CF adalah penyakit resesif autosomal yang disebabkan oleh mutasi gen CFfR pada kromosom
7q31. Defek molekuler menyebabkan saluran klorida yang rusak dan peningkatan viskositas lendir pada
saluran pernapasan, dan hiperviskositas lendir menyebabkan disfungsi parah pembersihan mucodliary di
rongga sinonasal dengan infeksi sekunder, pembengkakan, penyumbatan sinus, dan pembentukan polip.
Sinusitis infeksius, biasanya karena Pseudomonas dan S. aureus, menyebabkan akumulasi DNA dari
neutrofil yang direkrut ke jaringan yang terinfeksi semakin meningkatkan viskositas sekresi. Sampai 5%
populasi Kaukasia membawa gen tersebut, dan satu dari 20.000 bayi terkena dampaknya. Poliposis nasal
jarang terjadi pada anak-anak tetapi mungkin ada pada 5% sampai 86% anak CF (gysin). Intinya semua
pasien dengan CF mengalami peradangan sinus apakah mereka bergejala atau tidak. Menariknya,
konsekuensi sinonasal dari mutasi CF mungkin tidak terbatas pada homozigot dengan dua gen abnormal.
Dalam studi kasus kontrol, 7% pasien CRS mengalami mutasi CF, sementara kontrol non-CRS memiliki
tingkat mutasi 2% satu alel (46). Dalam penelitian lain (47), 53% CF carrier melaporkan CRS sendiri.

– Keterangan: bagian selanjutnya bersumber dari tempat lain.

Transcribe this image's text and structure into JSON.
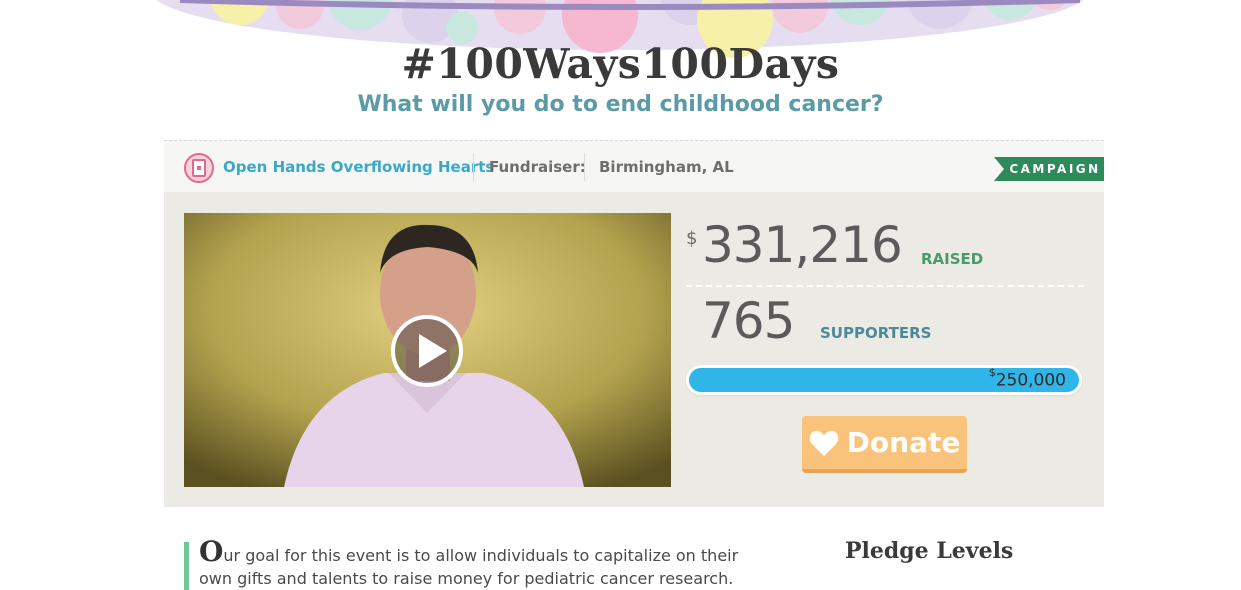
{
  "header": {
    "title": "#100Ways100Days",
    "subtitle": "What will you do to end childhood cancer?"
  },
  "infobar": {
    "org_name": "Open Hands Overflowing Hearts",
    "fundraiser_label": "Fundraiser:",
    "location": "Birmingham, AL",
    "badge": "CAMPAIGN"
  },
  "stats": {
    "currency": "$",
    "raised": "331,216",
    "raised_label": "RAISED",
    "supporters": "765",
    "supporters_label": "SUPPORTERS",
    "goal_currency": "$",
    "goal": "250,000",
    "progress_fraction": 1.0
  },
  "donate": {
    "label": "Donate"
  },
  "body": {
    "drop_cap": "O",
    "text": "ur goal for this event is to allow individuals to capitalize on their own gifts and talents to raise money for pediatric cancer research. We want"
  },
  "sidebar": {
    "pledge_title": "Pledge Levels"
  },
  "colors": {
    "accent_blue": "#2fb5e8",
    "campaign_green": "#2e8a5a",
    "donate_orange": "#f9c37c",
    "subtitle_teal": "#5a9ba7"
  },
  "icons": {
    "play": "play-icon",
    "heart": "heart-icon",
    "org_logo": "org-logo-icon"
  }
}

Temuan ini menunjukkan bahwa pada beberapa pasien, heterozigositas untuk gen CF dapat menjadi
faktor pendukung dalam pengembangan CRS. Tujuan pengelolaan medis dan bedah CRSNP pada pasien
CF diubah oleh proses penyakit. Mukosa sinonasal biasanya gagal dinormalisasi setelah perawatan medis
dan bedah yang tepat (48,49). Pembedahan pada CF CRS diindikasikan untuk poliposis refrakter secara
medis dengan penyumbatan hidung, eksaserbasi paru yang berhubungan dengan sinusitis, untuk
memperbaiki kesehatan sinus dalam mengantisipasi transplantasi, dan untuk mucoceles. Pola rinosinusitis
juga menyebabkan perubahan anatomis yang sering terjadi seperti perpindahan medial dinding nasal
lateral, demineralisasi hipoplasia tanpa ikatan, frontal dan sphenoid, dan pembentukan mucocele.
Sinusitis kronis di CF terkenal karena kekambuhan dan refraktori terhadap pengobatan.

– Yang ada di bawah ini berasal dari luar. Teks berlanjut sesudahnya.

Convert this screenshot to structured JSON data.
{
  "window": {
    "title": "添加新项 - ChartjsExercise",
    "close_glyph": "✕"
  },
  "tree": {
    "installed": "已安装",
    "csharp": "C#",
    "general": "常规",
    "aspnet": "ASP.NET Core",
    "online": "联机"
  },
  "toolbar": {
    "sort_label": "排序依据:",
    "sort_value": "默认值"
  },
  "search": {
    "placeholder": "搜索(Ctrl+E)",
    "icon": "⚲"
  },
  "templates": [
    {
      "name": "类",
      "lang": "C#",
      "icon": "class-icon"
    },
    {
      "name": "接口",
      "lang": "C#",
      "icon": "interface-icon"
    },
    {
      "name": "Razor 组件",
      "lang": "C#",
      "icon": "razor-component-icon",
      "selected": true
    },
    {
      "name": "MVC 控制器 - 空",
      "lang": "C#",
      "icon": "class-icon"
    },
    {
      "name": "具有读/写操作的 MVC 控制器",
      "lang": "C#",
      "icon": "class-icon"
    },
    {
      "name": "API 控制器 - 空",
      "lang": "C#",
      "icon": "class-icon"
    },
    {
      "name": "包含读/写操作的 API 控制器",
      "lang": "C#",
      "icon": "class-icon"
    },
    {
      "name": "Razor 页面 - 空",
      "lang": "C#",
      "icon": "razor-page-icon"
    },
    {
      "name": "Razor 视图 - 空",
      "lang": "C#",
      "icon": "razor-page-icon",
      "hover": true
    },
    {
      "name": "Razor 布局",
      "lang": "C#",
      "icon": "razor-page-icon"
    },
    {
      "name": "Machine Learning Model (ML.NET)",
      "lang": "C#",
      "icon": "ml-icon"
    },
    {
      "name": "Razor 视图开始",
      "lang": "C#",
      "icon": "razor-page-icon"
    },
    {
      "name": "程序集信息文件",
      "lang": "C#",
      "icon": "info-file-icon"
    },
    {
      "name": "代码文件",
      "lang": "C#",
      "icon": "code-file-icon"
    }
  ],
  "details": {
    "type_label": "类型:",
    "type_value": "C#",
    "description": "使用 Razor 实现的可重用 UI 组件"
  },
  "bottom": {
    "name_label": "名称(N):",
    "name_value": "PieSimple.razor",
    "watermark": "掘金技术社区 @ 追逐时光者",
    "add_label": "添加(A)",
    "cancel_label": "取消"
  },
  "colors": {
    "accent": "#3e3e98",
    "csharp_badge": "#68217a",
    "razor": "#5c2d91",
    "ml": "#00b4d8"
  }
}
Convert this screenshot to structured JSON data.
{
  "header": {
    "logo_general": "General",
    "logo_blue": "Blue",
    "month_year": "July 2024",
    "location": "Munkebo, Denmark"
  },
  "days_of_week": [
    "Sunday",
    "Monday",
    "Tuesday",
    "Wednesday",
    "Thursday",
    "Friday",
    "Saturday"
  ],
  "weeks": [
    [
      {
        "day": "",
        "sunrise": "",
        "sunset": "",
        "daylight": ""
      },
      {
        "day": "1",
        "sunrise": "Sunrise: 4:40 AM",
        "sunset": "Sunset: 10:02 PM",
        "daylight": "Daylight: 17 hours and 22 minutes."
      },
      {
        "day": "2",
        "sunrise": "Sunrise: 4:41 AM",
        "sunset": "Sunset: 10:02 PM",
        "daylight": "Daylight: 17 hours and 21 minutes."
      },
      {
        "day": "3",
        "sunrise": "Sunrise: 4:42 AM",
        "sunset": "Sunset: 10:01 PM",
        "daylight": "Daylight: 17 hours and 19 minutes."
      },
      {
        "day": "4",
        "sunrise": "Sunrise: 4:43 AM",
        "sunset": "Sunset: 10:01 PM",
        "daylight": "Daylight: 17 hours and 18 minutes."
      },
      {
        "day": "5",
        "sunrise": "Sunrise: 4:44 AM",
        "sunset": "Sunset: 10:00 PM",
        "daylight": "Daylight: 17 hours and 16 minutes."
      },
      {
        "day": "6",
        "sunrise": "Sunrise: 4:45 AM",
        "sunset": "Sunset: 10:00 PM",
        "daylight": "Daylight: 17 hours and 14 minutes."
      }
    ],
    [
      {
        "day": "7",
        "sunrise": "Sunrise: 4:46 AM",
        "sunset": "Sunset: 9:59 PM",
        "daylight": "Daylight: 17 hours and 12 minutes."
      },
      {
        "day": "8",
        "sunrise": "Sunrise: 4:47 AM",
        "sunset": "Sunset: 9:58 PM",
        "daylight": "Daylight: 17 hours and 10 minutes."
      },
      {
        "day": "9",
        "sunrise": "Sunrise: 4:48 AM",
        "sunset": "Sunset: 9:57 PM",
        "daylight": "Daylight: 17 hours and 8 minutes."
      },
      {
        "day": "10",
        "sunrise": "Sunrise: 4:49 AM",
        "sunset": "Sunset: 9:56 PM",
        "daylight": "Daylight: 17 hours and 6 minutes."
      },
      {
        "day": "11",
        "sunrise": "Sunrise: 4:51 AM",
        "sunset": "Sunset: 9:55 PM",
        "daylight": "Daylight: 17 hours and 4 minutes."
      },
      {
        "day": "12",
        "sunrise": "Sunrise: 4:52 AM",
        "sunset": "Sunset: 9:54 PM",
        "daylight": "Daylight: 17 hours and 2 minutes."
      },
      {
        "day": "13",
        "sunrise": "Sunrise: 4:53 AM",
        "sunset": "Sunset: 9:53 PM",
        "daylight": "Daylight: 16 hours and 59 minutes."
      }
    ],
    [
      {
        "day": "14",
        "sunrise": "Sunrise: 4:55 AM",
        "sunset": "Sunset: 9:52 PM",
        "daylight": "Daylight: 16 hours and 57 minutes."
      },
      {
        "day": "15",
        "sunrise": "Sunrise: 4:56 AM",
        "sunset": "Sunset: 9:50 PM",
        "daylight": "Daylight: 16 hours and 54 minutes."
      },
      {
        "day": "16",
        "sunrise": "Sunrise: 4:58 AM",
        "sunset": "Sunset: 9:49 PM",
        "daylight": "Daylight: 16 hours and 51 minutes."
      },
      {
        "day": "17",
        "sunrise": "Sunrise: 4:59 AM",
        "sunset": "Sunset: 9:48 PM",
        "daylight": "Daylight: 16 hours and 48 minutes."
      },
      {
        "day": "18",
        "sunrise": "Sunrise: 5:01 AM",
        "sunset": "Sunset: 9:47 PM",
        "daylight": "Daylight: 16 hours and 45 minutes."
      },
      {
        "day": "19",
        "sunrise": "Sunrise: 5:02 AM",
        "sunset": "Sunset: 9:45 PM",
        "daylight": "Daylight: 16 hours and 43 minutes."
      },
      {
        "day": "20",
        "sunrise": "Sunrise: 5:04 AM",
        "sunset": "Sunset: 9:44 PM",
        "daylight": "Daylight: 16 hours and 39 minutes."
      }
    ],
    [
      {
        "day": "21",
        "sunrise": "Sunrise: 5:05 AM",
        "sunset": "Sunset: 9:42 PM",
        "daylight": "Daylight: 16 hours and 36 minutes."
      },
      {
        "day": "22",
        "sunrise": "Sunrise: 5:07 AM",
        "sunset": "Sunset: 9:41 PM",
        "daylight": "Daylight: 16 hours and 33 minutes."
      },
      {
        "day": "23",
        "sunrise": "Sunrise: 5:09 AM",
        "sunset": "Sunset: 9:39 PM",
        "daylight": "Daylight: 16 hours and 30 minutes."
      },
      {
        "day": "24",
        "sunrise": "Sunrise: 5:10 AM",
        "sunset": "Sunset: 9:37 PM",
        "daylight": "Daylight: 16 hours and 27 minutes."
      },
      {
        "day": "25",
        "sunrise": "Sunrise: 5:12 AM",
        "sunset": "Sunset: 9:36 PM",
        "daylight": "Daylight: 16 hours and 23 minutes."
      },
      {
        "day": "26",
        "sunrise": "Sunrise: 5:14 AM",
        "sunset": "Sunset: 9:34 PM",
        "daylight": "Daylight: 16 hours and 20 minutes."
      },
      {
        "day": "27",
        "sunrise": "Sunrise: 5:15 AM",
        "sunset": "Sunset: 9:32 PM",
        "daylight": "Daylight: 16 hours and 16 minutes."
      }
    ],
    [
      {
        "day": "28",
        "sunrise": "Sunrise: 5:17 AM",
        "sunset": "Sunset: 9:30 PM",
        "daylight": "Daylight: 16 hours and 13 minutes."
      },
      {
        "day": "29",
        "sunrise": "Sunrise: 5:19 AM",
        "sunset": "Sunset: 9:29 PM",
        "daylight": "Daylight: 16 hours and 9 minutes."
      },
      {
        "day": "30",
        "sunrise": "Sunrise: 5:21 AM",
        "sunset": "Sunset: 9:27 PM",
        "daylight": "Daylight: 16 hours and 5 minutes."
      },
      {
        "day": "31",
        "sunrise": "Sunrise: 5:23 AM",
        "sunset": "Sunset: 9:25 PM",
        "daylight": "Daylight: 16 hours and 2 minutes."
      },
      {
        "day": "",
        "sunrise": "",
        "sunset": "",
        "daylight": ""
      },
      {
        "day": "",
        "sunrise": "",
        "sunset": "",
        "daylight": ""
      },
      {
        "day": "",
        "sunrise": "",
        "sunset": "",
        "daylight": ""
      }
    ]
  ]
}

Seri bedah telah mendokumentasikan tingkat kekambuhan polip yang tinggi dan kembali ke
gejala awal dalam beberapa tahun pertama setelah operasi (50,51).

Namun tidak ada penelitian yang tersedia yang membandingkan CF dengan pasien CF-CF dengan
CRSNP, sehubungan dengan tingkat keparahan gejala atau kekambuhan polip.

11. KESIMPULAN

Alih-alih menjadi penyakit tunggal, CRSNP adalah fenotipe klinis yang dihasilkan dari berbagai
kondisi patologis yang menyebabkan peradangan sinonasal. Peradangan yang menyebabkan pembentukan
NP bersifat heterogen meskipun peradangan eosinofilik mendominasi. AERD, ciliary dyskinesia, dan CF
jelas merupakan faktor penyebab pembentukan NP, namun sebagian besar penyakit polip tetap idiopatik.

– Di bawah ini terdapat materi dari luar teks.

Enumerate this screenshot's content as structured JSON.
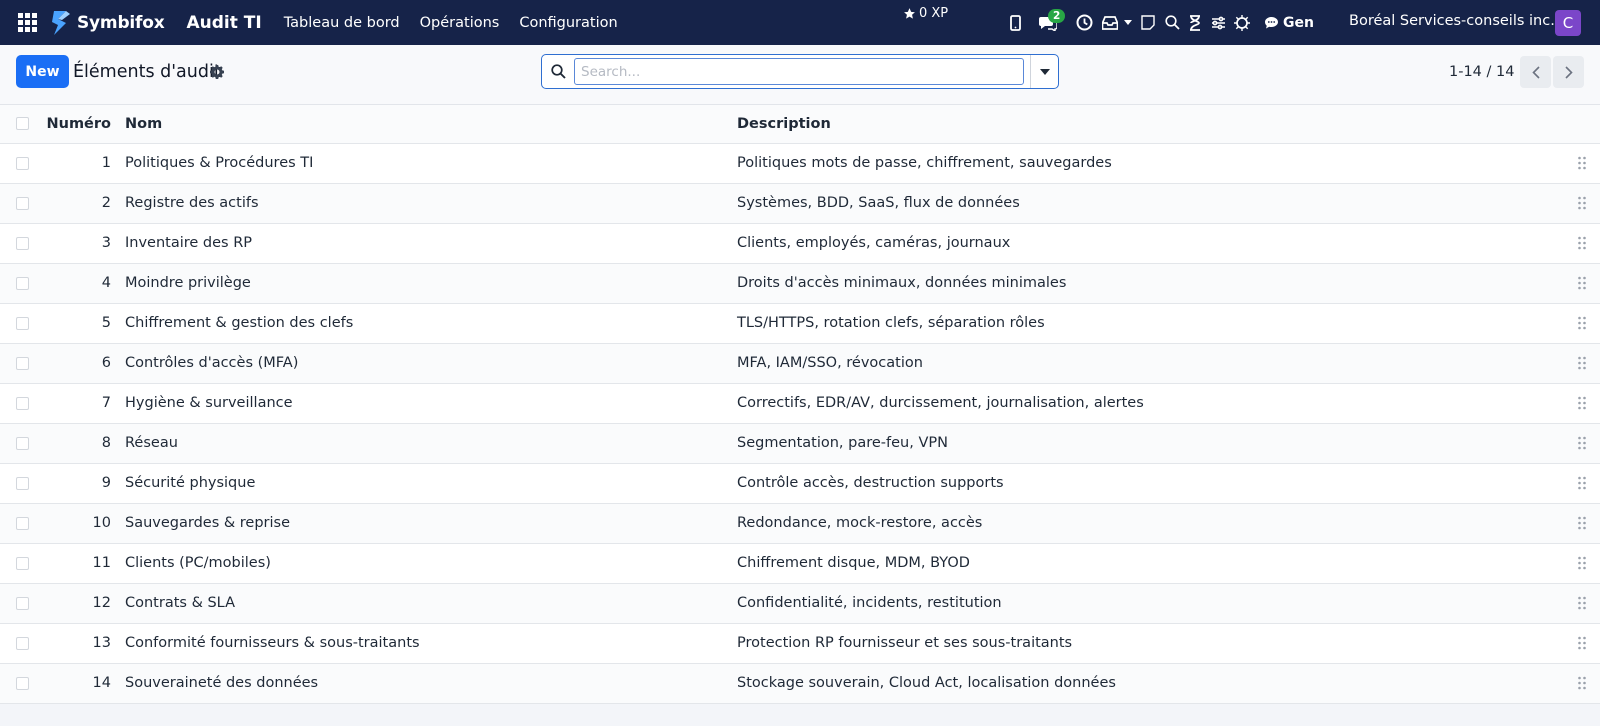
{
  "navbar": {
    "brand": "Symbifox",
    "app_title": "Audit TI",
    "menu": [
      "Tableau de bord",
      "Opérations",
      "Configuration"
    ],
    "xp": "0 XP",
    "messages_count": "2",
    "gen_label": "Gen",
    "company": "Boréal Services-conseils inc.",
    "avatar_letter": "C",
    "colors": {
      "bg": "#162349",
      "badge": "#28a745",
      "avatar": "#7b46c9"
    }
  },
  "control": {
    "new_label": "New",
    "title": "Éléments d'audit",
    "search_placeholder": "Search...",
    "pager": "1-14 / 14",
    "accent": "#1a6ef5"
  },
  "table": {
    "headers": {
      "number": "Numéro",
      "name": "Nom",
      "description": "Description"
    },
    "rows": [
      {
        "number": "1",
        "name": "Politiques & Procédures TI",
        "description": "Politiques mots de passe, chiffrement, sauvegardes"
      },
      {
        "number": "2",
        "name": "Registre des actifs",
        "description": "Systèmes, BDD, SaaS, flux de données"
      },
      {
        "number": "3",
        "name": "Inventaire des RP",
        "description": "Clients, employés, caméras, journaux"
      },
      {
        "number": "4",
        "name": "Moindre privilège",
        "description": "Droits d'accès minimaux, données minimales"
      },
      {
        "number": "5",
        "name": "Chiffrement & gestion des clefs",
        "description": "TLS/HTTPS, rotation clefs, séparation rôles"
      },
      {
        "number": "6",
        "name": "Contrôles d'accès (MFA)",
        "description": "MFA, IAM/SSO, révocation"
      },
      {
        "number": "7",
        "name": "Hygiène & surveillance",
        "description": "Correctifs, EDR/AV, durcissement, journalisation, alertes"
      },
      {
        "number": "8",
        "name": "Réseau",
        "description": "Segmentation, pare-feu, VPN"
      },
      {
        "number": "9",
        "name": "Sécurité physique",
        "description": "Contrôle accès, destruction supports"
      },
      {
        "number": "10",
        "name": "Sauvegardes & reprise",
        "description": "Redondance, mock-restore, accès"
      },
      {
        "number": "11",
        "name": "Clients (PC/mobiles)",
        "description": "Chiffrement disque, MDM, BYOD"
      },
      {
        "number": "12",
        "name": "Contrats & SLA",
        "description": "Confidentialité, incidents, restitution"
      },
      {
        "number": "13",
        "name": "Conformité fournisseurs & sous-traitants",
        "description": "Protection RP fournisseur et ses sous-traitants"
      },
      {
        "number": "14",
        "name": "Souveraineté des données",
        "description": "Stockage souverain, Cloud Act, localisation données"
      }
    ]
  }
}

Berbagai pemicu eksternal atau gangguan imunitas intrinsik kemungkinan terlibat dalam kasus ini. NP
biasanya didiagnosis dengan dasar klinis, namun harus dibedakan secara hati-hati dari lesi massa
sinonasal lainnya dengan pencitraan atau biopsi pada keadaan tertentu.